Most i18n libraries are not nice to use in TypeScript. Many don't check even that the translation strings exist, let alone that you are passing the right arguments. The ones that do are often too restrictive in their types between languages, are inefficient for front-end workflows or bundle stuff you don't need.

Having proper TypeScript support improves the developer experience, as your IDE can suggest i18n strings and warns you on non-existing ones. Renaming strings is much easier as you can quickly see all the errors in your codebase. Libraries without TypeScript support make you check you are using the right string, and if you get it wrong you'll just have a runtime error which might be missed.

Comparison to alternatives

These libraries have been selected as I think they're good or popular enough to consider. These are only my opinions, and I mean no disrespect to their authors and I'm sure for their intended use cases there was good reason for their design. If I've misrepresented or misunderstood a library I'd be happy to be corrected in a PR :)

  • i18next, jQuery.i18n, @owja/i18n: These libraries do not provide TypeScript support for translation keys
  • gen-i18n-ts: One of the best alternatives.

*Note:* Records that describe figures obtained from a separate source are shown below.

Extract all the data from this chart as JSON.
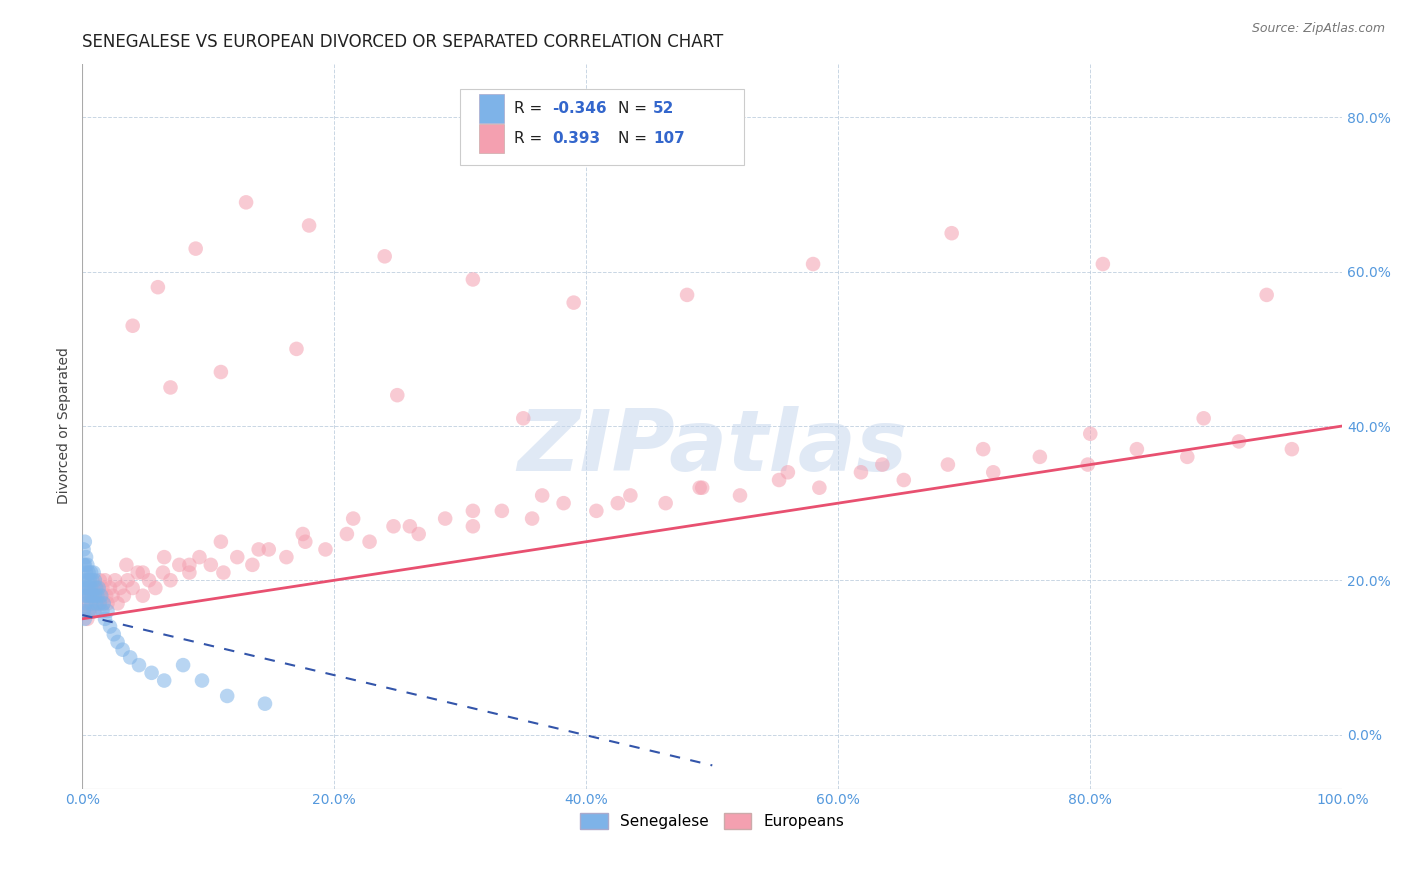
{
  "title": "SENEGALESE VS EUROPEAN DIVORCED OR SEPARATED CORRELATION CHART",
  "source_text": "Source: ZipAtlas.com",
  "ylabel": "Divorced or Separated",
  "xlim": [
    0.0,
    1.0
  ],
  "ylim": [
    -0.07,
    0.87
  ],
  "xticks": [
    0.0,
    0.2,
    0.4,
    0.6,
    0.8,
    1.0
  ],
  "xtick_labels": [
    "0.0%",
    "20.0%",
    "40.0%",
    "60.0%",
    "80.0%",
    "100.0%"
  ],
  "yticks": [
    0.0,
    0.2,
    0.4,
    0.6,
    0.8
  ],
  "ytick_labels": [
    "0.0%",
    "20.0%",
    "40.0%",
    "60.0%",
    "80.0%"
  ],
  "blue_color": "#7EB3E8",
  "pink_color": "#F4A0B0",
  "blue_line_color": "#3355AA",
  "pink_line_color": "#E85070",
  "tick_color": "#5599DD",
  "watermark": "ZIPatlas",
  "watermark_color": "#C8D8EE",
  "background_color": "#FFFFFF",
  "title_fontsize": 12,
  "axis_fontsize": 10,
  "tick_fontsize": 10,
  "pink_line_x0": 0.0,
  "pink_line_y0": 0.15,
  "pink_line_x1": 1.0,
  "pink_line_y1": 0.4,
  "blue_line_x0": 0.0,
  "blue_line_y0": 0.155,
  "blue_line_x1": 0.5,
  "blue_line_y1": -0.04,
  "senegalese_x": [
    0.001,
    0.001,
    0.001,
    0.001,
    0.002,
    0.002,
    0.002,
    0.002,
    0.002,
    0.003,
    0.003,
    0.003,
    0.003,
    0.004,
    0.004,
    0.004,
    0.005,
    0.005,
    0.005,
    0.006,
    0.006,
    0.007,
    0.007,
    0.007,
    0.008,
    0.008,
    0.009,
    0.009,
    0.01,
    0.01,
    0.011,
    0.011,
    0.012,
    0.013,
    0.014,
    0.015,
    0.016,
    0.017,
    0.018,
    0.02,
    0.022,
    0.025,
    0.028,
    0.032,
    0.038,
    0.045,
    0.055,
    0.065,
    0.08,
    0.095,
    0.115,
    0.145
  ],
  "senegalese_y": [
    0.22,
    0.19,
    0.16,
    0.24,
    0.2,
    0.18,
    0.22,
    0.15,
    0.25,
    0.19,
    0.21,
    0.17,
    0.23,
    0.2,
    0.18,
    0.22,
    0.19,
    0.21,
    0.16,
    0.2,
    0.18,
    0.21,
    0.19,
    0.17,
    0.2,
    0.18,
    0.21,
    0.16,
    0.2,
    0.18,
    0.19,
    0.17,
    0.18,
    0.19,
    0.17,
    0.18,
    0.16,
    0.17,
    0.15,
    0.16,
    0.14,
    0.13,
    0.12,
    0.11,
    0.1,
    0.09,
    0.08,
    0.07,
    0.09,
    0.07,
    0.05,
    0.04
  ],
  "european_x": [
    0.001,
    0.002,
    0.003,
    0.004,
    0.005,
    0.006,
    0.007,
    0.008,
    0.009,
    0.01,
    0.011,
    0.012,
    0.013,
    0.014,
    0.015,
    0.016,
    0.017,
    0.018,
    0.019,
    0.02,
    0.022,
    0.024,
    0.026,
    0.028,
    0.03,
    0.033,
    0.036,
    0.04,
    0.044,
    0.048,
    0.053,
    0.058,
    0.064,
    0.07,
    0.077,
    0.085,
    0.093,
    0.102,
    0.112,
    0.123,
    0.135,
    0.148,
    0.162,
    0.177,
    0.193,
    0.21,
    0.228,
    0.247,
    0.267,
    0.288,
    0.31,
    0.333,
    0.357,
    0.382,
    0.408,
    0.435,
    0.463,
    0.492,
    0.522,
    0.553,
    0.585,
    0.618,
    0.652,
    0.687,
    0.723,
    0.76,
    0.798,
    0.837,
    0.877,
    0.918,
    0.96,
    0.035,
    0.048,
    0.065,
    0.085,
    0.11,
    0.14,
    0.175,
    0.215,
    0.26,
    0.31,
    0.365,
    0.425,
    0.49,
    0.56,
    0.635,
    0.715,
    0.8,
    0.89,
    0.04,
    0.06,
    0.09,
    0.13,
    0.18,
    0.24,
    0.31,
    0.39,
    0.48,
    0.58,
    0.69,
    0.81,
    0.94,
    0.07,
    0.11,
    0.17,
    0.25,
    0.35
  ],
  "european_y": [
    0.16,
    0.17,
    0.18,
    0.15,
    0.19,
    0.16,
    0.18,
    0.17,
    0.19,
    0.16,
    0.18,
    0.19,
    0.17,
    0.2,
    0.18,
    0.19,
    0.17,
    0.2,
    0.18,
    0.17,
    0.19,
    0.18,
    0.2,
    0.17,
    0.19,
    0.18,
    0.2,
    0.19,
    0.21,
    0.18,
    0.2,
    0.19,
    0.21,
    0.2,
    0.22,
    0.21,
    0.23,
    0.22,
    0.21,
    0.23,
    0.22,
    0.24,
    0.23,
    0.25,
    0.24,
    0.26,
    0.25,
    0.27,
    0.26,
    0.28,
    0.27,
    0.29,
    0.28,
    0.3,
    0.29,
    0.31,
    0.3,
    0.32,
    0.31,
    0.33,
    0.32,
    0.34,
    0.33,
    0.35,
    0.34,
    0.36,
    0.35,
    0.37,
    0.36,
    0.38,
    0.37,
    0.22,
    0.21,
    0.23,
    0.22,
    0.25,
    0.24,
    0.26,
    0.28,
    0.27,
    0.29,
    0.31,
    0.3,
    0.32,
    0.34,
    0.35,
    0.37,
    0.39,
    0.41,
    0.53,
    0.58,
    0.63,
    0.69,
    0.66,
    0.62,
    0.59,
    0.56,
    0.57,
    0.61,
    0.65,
    0.61,
    0.57,
    0.45,
    0.47,
    0.5,
    0.44,
    0.41
  ]
}
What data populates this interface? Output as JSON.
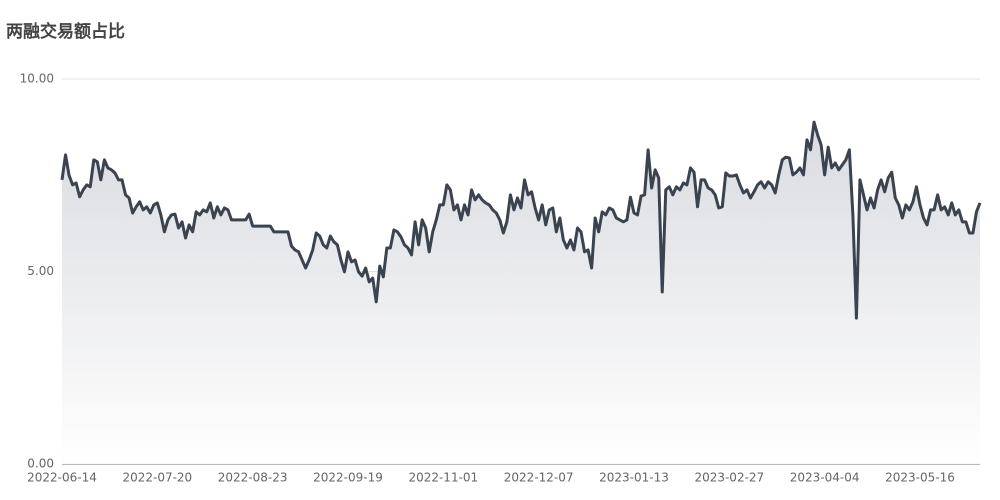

However, it doesn't support plurals and uses positional rather than named arguments.
  • typesafe-i18n: Another great alternative. However, it doesn't allow you to fallback in non-default languages. This is a dealbreaker for many open-source projects where a contributor might not be willing to provide all translation strings for a new language at once. It also doesn't allow you to have different placeholders in different languages.
  • FormatJS + @formatjs/ts-transformer: Limited documentation. Also, FormatJS is very powerful but can sometimes be very clunky to use and set up. I'm not certain this provides TypeScript support for translation keys.
  • typed-locale-keys: Limtited documentation. Doesn't supported nested JSON. Doesn't support multiple locales at once. Requires another i18n library for substitutions and plurals.
  • i18n-ts: Doesn't support specifying translation strings in JSON (need to write manually in TypeScript, which is not always translator or translation-platform friendly). Requires specifying translation strings and substitutions manually. Does not support missing keys in non-default languages. Does not support different arguments in different languages.

Contributing

Pull requests are welcomed on GitHub! To get started:

  1. Install Git and Node.js
  2. Clone the repository
  3. Install dependencies with npm install
  4. Run npm run test to run tests with Jest
  5. Build with npm run build

Releases

Versions follow the semantic versioning spec.

To release:

  1. Use npm version <major | minor | patch> to bump the version
  2. Run git push --follow-tags to push with tags
  3. Wait for GitHub Actions to publish to the NPM registry.